Thursday, May 29, 2008

New Nepal or Britain more democratic now ?

My Australian friend Lucia has just emailed to share a reflection on the establishment of a secular republic in Nepal. According to Lucia, Nepal's political system is now more democratic than that of Britain because there is now no more hereditary monarchy and established religion interposing structurally or psychologically upon the decision-making process of the people. I open Lucia's observation for debate.

UN chief hails birth of republic in New Nepal


Blogger Unknown said...

A republican system is not necessarily more democratic. Just see how the US public was misled by its president.


Ex-aide criticises Bush over Iraq

Scott McClellan was a member of Mr Bush's inner circle for years
Former White House spokesman Scott McClellan has said US President George W Bush was not "open and forthright" on Iraq and rushed to an unnecessary war.

In a new book, Mr McClellan says Mr Bush relied on a "political propaganda campaign" to sell the war. His handling of Hurricane Katrina is also attacked.

From July 2003 to his resignation in April 2006, Mr McClellan was a loyal defender of the Bush administration.

In response, a White House spokeswoman said Mr McClellan was "disgruntled".
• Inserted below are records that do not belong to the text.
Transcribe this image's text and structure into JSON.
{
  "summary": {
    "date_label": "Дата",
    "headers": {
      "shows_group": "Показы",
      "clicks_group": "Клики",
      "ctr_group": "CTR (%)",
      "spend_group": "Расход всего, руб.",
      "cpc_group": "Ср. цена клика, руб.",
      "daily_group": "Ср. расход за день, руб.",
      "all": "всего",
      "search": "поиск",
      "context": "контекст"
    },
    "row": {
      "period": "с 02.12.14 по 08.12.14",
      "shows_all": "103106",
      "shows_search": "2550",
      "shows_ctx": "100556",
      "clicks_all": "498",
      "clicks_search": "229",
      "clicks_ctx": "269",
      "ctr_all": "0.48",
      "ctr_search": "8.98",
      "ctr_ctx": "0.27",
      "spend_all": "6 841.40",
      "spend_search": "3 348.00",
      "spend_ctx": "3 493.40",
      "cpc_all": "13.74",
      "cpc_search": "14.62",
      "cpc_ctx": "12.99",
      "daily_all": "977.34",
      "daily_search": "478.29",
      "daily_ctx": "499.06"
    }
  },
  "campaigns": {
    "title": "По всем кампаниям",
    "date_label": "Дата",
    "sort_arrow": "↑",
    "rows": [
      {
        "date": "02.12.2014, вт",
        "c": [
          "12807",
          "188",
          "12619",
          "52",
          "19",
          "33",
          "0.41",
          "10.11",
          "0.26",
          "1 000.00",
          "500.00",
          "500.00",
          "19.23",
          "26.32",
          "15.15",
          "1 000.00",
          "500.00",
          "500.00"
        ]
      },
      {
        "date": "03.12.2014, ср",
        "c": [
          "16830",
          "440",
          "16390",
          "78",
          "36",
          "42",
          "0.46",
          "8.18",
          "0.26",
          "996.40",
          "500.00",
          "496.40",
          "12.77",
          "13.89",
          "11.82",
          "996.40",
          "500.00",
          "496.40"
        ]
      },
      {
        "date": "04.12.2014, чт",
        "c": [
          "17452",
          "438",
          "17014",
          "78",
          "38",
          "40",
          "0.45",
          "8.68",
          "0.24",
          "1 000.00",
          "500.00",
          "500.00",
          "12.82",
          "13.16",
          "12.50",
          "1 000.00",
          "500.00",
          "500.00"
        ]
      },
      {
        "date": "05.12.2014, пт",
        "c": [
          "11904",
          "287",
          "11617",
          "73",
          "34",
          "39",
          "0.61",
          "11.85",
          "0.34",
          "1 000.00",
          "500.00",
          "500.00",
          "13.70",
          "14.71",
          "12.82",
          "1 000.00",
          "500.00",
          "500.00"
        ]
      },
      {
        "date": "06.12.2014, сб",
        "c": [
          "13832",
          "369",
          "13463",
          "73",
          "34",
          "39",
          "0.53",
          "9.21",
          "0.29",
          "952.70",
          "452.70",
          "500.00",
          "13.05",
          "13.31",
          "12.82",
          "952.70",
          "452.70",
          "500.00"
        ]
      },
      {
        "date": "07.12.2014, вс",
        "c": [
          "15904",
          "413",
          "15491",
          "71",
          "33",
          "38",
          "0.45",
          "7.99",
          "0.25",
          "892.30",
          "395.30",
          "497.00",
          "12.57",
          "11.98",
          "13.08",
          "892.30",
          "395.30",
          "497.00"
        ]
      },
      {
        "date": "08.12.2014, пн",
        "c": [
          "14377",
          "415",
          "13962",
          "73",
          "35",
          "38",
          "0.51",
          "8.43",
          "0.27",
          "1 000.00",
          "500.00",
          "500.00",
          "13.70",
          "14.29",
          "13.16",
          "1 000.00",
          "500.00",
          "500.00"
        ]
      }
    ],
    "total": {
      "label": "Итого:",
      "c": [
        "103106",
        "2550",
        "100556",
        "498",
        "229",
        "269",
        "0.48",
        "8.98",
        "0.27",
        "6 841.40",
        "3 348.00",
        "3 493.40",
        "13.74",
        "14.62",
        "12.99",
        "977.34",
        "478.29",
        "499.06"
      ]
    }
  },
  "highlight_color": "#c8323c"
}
Dana Perino added: "For those of us who fully supported him, before, during and after he was press secretary, we are puzzled. It is sad - this is not the Scott we knew."

Mr McClellan was a long-standing member of Mr Bush's inner circle, having worked for him when he was Texas governor before following him to the White House.

'Manipulating opinion'

Extracts from the 341-page memoir, to be published on Monday, give an often scathing view of both the president and his highest-ranking aides.
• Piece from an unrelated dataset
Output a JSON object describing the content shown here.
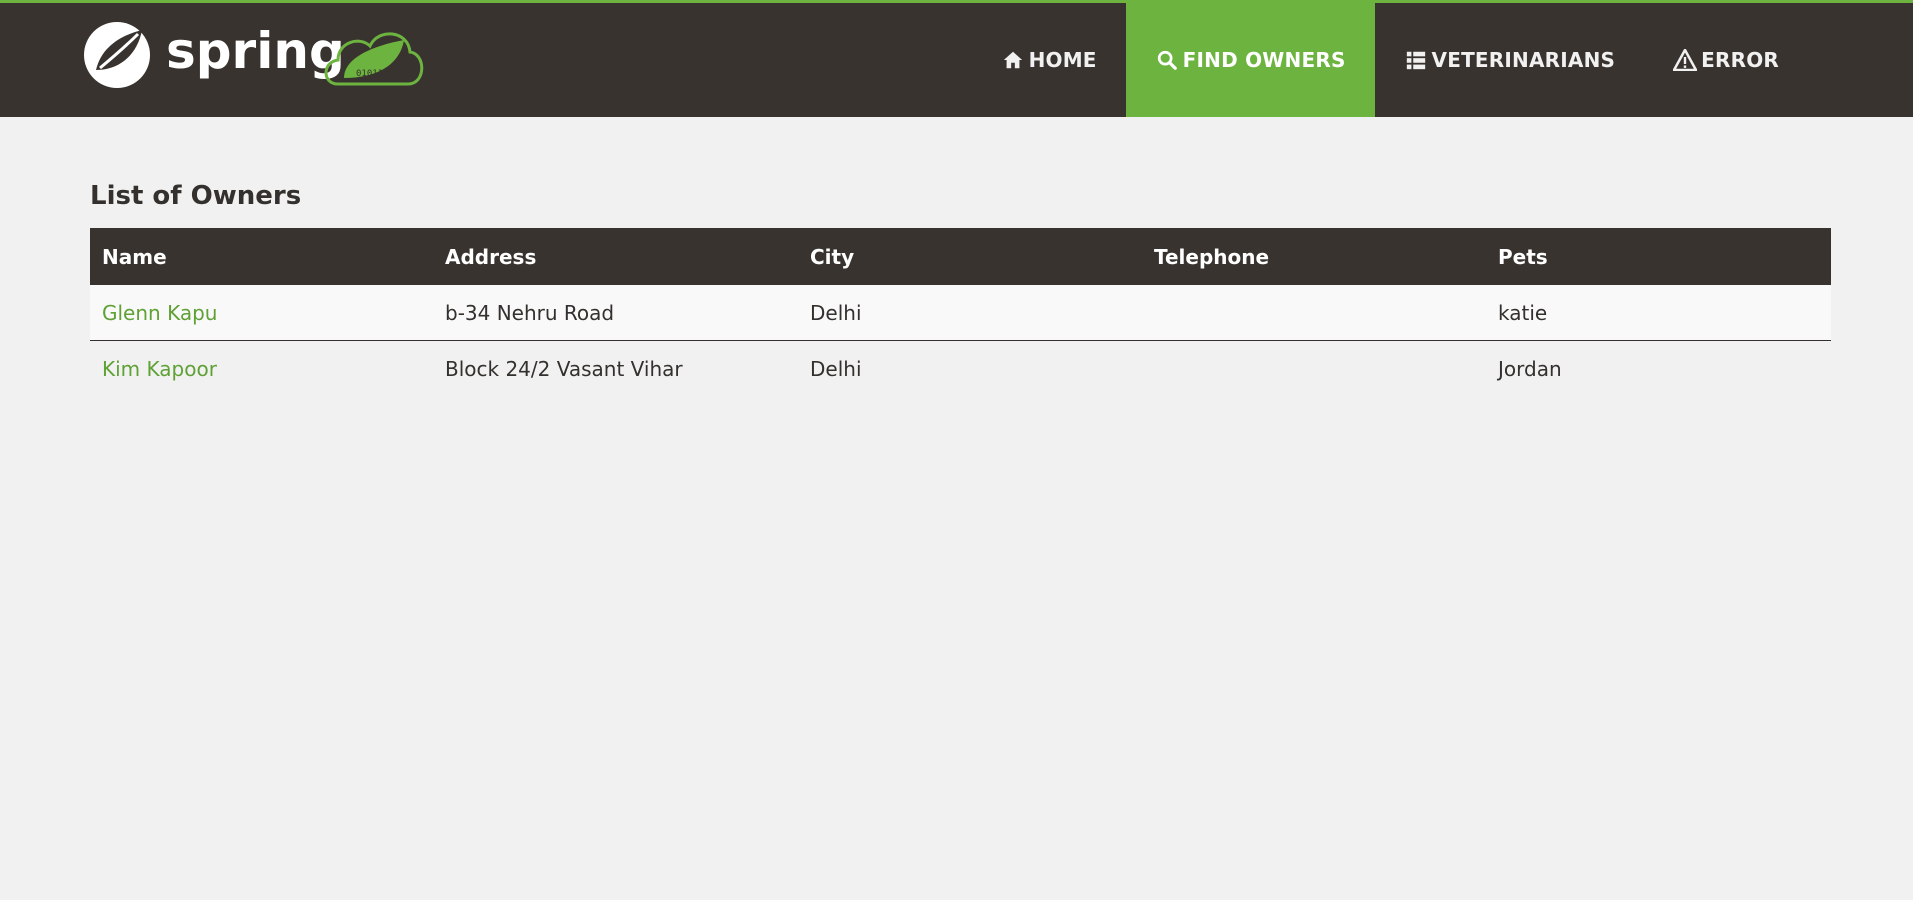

In What Happened: Inside the Bush White House and Washington's Culture of Deception, Mr McClellan describes White House staff as spending much of the first week after Hurricane Katrina in 2005 "in a state of denial".
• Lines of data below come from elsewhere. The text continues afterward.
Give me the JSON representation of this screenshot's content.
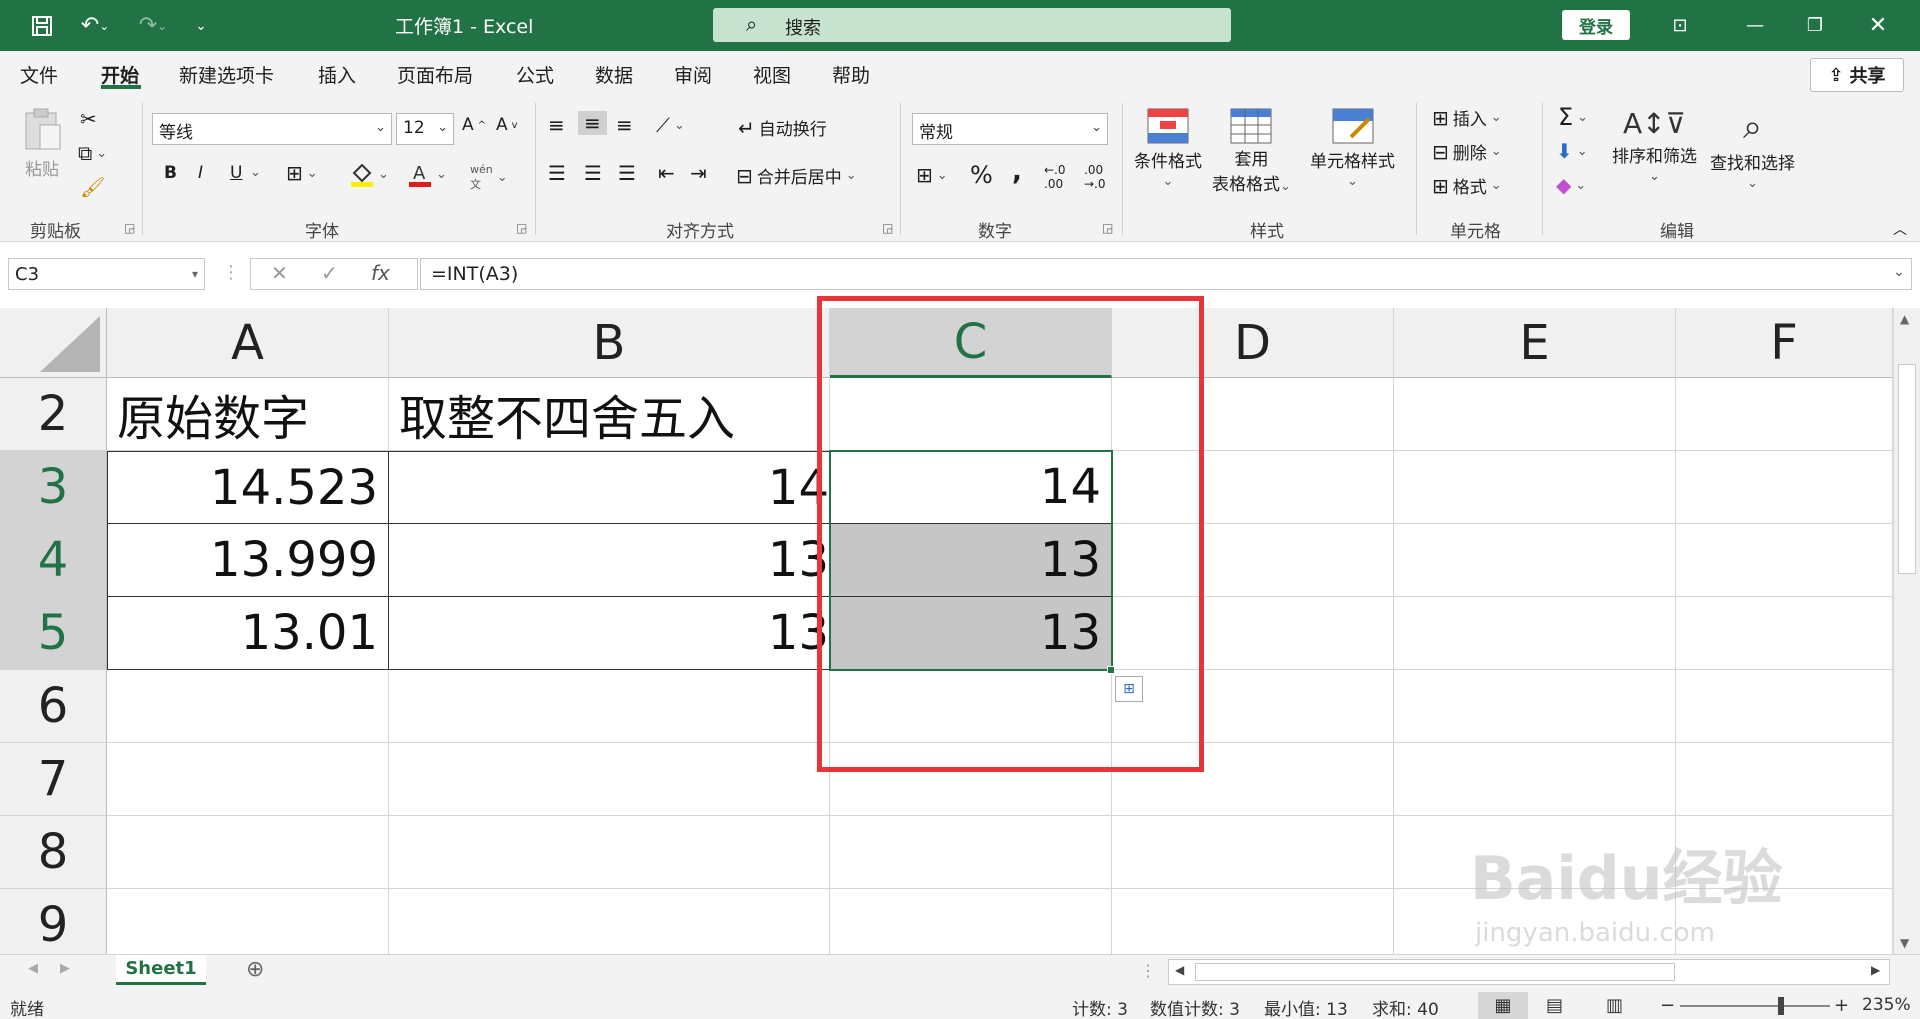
{
  "window": {
    "title": "工作簿1 - Excel",
    "search_placeholder": "搜索",
    "login": "登录"
  },
  "tabs": [
    "文件",
    "开始",
    "新建选项卡",
    "插入",
    "页面布局",
    "公式",
    "数据",
    "审阅",
    "视图",
    "帮助"
  ],
  "active_tab": "开始",
  "share": "共享",
  "ribbon": {
    "clipboard": {
      "label": "剪贴板",
      "paste": "粘贴"
    },
    "font": {
      "label": "字体",
      "name": "等线",
      "size": "12",
      "bold": "B",
      "italic": "I",
      "underline": "U"
    },
    "alignment": {
      "label": "对齐方式",
      "wrap": "自动换行",
      "merge": "合并后居中"
    },
    "number": {
      "label": "数字",
      "format": "常规",
      "percent": "%",
      "comma": ","
    },
    "styles": {
      "label": "样式",
      "conditional": "条件格式",
      "table1": "套用",
      "table2": "表格格式",
      "cell": "单元格样式"
    },
    "cells": {
      "label": "单元格",
      "insert": "插入",
      "delete": "删除",
      "format": "格式"
    },
    "editing": {
      "label": "编辑",
      "sort": "排序和筛选",
      "find": "查找和选择"
    }
  },
  "formula_bar": {
    "name_box": "C3",
    "formula": "=INT(A3)",
    "fx": "fx"
  },
  "columns": [
    "A",
    "B",
    "C",
    "D",
    "E",
    "F"
  ],
  "rows": [
    "2",
    "3",
    "4",
    "5",
    "6",
    "7",
    "8",
    "9"
  ],
  "cells": {
    "A2": "原始数字",
    "B2": "取整不四舍五入",
    "A3": "14.523",
    "B3": "14",
    "C3": "14",
    "A4": "13.999",
    "B4": "13",
    "C4": "13",
    "A5": "13.01",
    "B5": "13",
    "C5": "13"
  },
  "sheet_tab": "Sheet1",
  "status": {
    "ready": "就绪",
    "count": "计数: 3",
    "numcount": "数值计数: 3",
    "min": "最小值: 13",
    "sum": "求和: 40",
    "zoom": "235%"
  },
  "colors": {
    "brand": "#217346",
    "highlight_box": "#e8353a"
  },
  "watermark": {
    "text": "Baidu经验",
    "url": "jingyan.baidu.com"
  }
}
George Bush thanks Scott McClellan for all his hard work.

"One of the worst disasters in our nation's history became one of the biggest disasters in Bush's presidency," he writes.

"The perception of this catastrophe was made worse by previous decisions President Bush had made, including, first and foremost, the failure to be open and forthright on Iraq and rushing to war with inadequate planning and preparation for its aftermath."

Mr McClellan stops short of saying Mr Bush lied about the reasons for going to war in Iraq.

However, the way the Bush administration managed the Iraq issue "almost guaranteed that the use of force would become the only feasible option", he says.

Quoted by the Washington Post, he writes that "it was all about manipulating sources of public opinion to the president's advantage" - and chides the media for failing to ask searching questions.

"No-one, including me, can know with absolute certainty how the war will be viewed decades from now when we can more fully understand its impact," he says.

"What I do know is that war should only be waged when necessary, and the Iraq war was not necessary."

'Repeat a lie'

Mr McClellan also accuses former senior Bush strategist Karl Rove and Lewis "Scooter" Libby, Vice-President Dick Cheney's former chief of staff, of misleading him about a CIA leak case involving White House staff.

Libby was found guilty last March of obstruction of justice and perjury over the investigation into the unmasking of CIA officer Valerie Plame.

"Rove, Libby, and possibly Vice-President Cheney allowed me, even encouraged me, to repeat a lie" that Libby was not involved, Mr McClellan writes.

In other excerpts quoted by the Washington Post, he describes Mr Bush as "a man of personal charm, wit and enormous political skill" and says he did not set out to engage in "destructive practices" but became caught up in Washington politics.

Mr Rove, speaking on Fox News, where he is now a political commentator, said Mr McClellan should have spoken out sooner if he had concerns about White House policies.

12:42 PM  
Blogger James Wong Wing-On said...

If you are giving an answer for an examination paper of Politics 101, I'll give you 0% simply because you did not compare the political systems of New Nepal and Britain @ United Kingdom as set in the original question. Instead, you just filled up your examination sheets with out-of-topic rumbling about the United States of America with more cut-and-paste and irrelevant materials than your own thinking and reasoning. Try again.

1:07 PM  
Blogger Monsterball said...

An absolute hereditary monarchy is, of course, out of place as far as democracy is concerned. Same with a real theocracy.

However, I don't see any evidence that Republics are per se more democratic than constitutional monarchies. Its really case-by-case basis, with plenty of other variables which are far more important.

Some countries widely respected for egalitarian Social democracy e.g. Sweden, Norway, Holland, Belgium are long established constitutional monarchies.

9:33 PM  
Blogger James Wong Wing-On said...

kttykat46's argument is certainly much better than fan's

10:28 PM  
Blogger James Wong Wing-On said...

However, kittykat's argument still has not specifically compare the political systems of New Nepal and Britain as required by the original question.